Hi there! I've had a system up and running for a while that I was thinking of converting to open-source and it has a large overlap with crash-catcher/ABRT so I was wondering if it would make sense to try and share code.
The system I have mainly focuses on the back-end collection and correlation and very little (practically nothing) on the front-end (i.e. where crash-catcher seems to have most of it's focus).
The system I have is called "coroner". It has agents (called "constables") that run on hosts looking for trouble. If they find an incident, the constable reports the incident to the coroner. Based on central configuration, the coroner may request that the constable investigate further by running an autopsy, the results of which are posted back up to the coroner. The coroner takes responsibility for correlating incidents based on forensics (e.g. a fingerprint provided by the constable, which is a parsed MD5 representation of a C/C++ stacktrace). The coroner provides a web interface that allows data mining of the incidents and allows owners of applications to configure actions to take (e.g. "email me a daily digest of any incidents", "send the incident data to a morgue for archival", "delete all core dumps", "delete all but 3 core-dumps", etc). The web interface can also show what applications core-dump the most and other boring statistics :).

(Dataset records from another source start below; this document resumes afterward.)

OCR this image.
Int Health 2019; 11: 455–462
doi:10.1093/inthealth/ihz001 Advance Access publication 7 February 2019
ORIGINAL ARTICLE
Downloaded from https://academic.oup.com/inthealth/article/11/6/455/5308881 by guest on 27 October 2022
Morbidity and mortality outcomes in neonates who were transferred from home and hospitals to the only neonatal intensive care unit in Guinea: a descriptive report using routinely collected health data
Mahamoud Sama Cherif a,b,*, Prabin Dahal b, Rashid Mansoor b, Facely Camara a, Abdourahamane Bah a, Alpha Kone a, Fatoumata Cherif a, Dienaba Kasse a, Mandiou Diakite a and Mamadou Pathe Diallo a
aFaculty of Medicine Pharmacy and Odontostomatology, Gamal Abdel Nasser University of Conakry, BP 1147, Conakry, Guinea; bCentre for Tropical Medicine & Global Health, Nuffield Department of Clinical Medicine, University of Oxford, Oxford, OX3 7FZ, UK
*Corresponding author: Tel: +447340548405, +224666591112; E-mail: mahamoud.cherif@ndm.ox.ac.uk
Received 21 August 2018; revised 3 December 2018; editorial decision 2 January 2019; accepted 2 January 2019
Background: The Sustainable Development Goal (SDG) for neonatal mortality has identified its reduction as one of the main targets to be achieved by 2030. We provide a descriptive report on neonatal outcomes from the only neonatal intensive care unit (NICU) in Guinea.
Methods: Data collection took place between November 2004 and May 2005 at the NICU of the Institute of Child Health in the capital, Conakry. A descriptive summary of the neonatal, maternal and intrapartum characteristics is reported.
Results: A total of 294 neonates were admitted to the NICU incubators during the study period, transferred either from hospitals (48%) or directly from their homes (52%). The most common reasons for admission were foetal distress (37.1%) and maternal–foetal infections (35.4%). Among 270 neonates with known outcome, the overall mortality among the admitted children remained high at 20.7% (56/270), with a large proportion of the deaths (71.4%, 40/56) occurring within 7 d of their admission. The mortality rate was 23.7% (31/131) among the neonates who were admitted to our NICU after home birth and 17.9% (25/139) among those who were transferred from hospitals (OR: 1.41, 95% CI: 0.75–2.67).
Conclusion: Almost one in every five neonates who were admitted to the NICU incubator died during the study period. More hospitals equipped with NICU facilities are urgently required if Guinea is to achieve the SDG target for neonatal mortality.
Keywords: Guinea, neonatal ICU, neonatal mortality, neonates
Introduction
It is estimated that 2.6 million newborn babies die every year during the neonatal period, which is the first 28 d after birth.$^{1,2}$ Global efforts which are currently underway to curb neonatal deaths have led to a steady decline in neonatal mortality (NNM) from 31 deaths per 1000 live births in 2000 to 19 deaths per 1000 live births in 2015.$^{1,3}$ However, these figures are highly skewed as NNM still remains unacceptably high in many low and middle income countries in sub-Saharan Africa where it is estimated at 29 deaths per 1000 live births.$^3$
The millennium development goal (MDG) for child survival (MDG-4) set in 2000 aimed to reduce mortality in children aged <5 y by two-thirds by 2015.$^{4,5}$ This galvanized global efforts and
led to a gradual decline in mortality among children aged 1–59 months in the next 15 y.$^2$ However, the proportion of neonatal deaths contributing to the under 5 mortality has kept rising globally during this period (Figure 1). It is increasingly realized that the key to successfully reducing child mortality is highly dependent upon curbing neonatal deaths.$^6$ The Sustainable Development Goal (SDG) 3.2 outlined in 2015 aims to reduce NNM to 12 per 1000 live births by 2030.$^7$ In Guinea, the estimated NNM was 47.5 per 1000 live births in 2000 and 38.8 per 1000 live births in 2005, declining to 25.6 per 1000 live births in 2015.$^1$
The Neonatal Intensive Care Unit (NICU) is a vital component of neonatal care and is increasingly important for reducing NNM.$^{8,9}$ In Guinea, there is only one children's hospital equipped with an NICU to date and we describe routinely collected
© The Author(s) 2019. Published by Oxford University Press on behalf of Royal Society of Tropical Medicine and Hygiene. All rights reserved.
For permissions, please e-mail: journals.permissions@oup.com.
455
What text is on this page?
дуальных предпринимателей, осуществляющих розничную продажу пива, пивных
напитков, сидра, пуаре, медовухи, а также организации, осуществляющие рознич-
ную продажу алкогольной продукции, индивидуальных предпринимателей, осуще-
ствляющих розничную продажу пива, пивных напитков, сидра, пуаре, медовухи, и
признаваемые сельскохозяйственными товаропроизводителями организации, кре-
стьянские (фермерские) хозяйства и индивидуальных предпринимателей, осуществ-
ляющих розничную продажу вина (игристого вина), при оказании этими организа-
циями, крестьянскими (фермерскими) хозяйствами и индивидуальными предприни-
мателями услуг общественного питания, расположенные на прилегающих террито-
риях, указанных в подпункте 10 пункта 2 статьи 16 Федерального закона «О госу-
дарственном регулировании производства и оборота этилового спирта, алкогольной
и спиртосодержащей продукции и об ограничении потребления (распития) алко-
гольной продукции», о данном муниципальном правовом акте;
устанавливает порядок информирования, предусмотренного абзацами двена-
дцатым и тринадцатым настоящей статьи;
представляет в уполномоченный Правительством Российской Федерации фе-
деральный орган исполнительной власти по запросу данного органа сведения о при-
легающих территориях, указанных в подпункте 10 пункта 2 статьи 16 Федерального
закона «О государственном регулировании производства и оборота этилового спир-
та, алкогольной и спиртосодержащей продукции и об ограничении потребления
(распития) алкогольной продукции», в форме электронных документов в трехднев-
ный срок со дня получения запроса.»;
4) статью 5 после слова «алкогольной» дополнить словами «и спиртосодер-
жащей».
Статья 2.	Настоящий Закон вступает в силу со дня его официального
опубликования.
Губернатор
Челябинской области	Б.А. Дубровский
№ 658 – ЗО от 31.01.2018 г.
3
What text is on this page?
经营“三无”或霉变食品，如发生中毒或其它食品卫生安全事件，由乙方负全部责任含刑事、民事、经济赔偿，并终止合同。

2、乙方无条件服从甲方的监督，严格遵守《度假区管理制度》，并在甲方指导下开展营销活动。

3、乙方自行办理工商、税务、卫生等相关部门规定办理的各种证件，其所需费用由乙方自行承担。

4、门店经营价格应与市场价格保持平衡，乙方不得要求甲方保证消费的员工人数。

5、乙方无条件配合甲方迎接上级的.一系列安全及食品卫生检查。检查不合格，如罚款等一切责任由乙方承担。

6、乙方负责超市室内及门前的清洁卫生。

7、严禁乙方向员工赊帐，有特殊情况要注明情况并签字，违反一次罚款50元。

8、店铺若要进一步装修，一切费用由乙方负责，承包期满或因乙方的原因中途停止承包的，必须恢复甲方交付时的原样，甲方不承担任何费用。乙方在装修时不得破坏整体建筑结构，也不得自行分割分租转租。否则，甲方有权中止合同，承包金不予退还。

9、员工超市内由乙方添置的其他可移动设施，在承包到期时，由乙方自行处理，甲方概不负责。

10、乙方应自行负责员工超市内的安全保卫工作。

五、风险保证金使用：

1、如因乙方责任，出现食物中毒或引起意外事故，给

The system understands different coredumps, linux and solaris crashdumps, and custom incident data (e.g. we have a tool we use when a process is hung that straces and attaches gdb and does a variety of other probes - that data can be collected in the same way as a coredump).
Obviously much of this makes sense within an organisation but may not make sense in a distributed world such as the typical use-case for crash-catcher. However, it's possible that there may be sufficient overlap that we could share API's or provide somesuch.
The "watching for incidents" code that I have is very clunky and crash-catcher appears to have far and away a better and more configurable way of finding problems. There are other pars of the coroner that are also "clunky" and could very well do with re-writing. It's all written in perl with a little bit of C (for parsing core files quickly without having to fire up gdb). It's also not in need of disentanglement from some internal systems of our own that make it unready for immediate deployment in other organisations. However, it's a start.
Is there interest in exploring some kind of collaboration?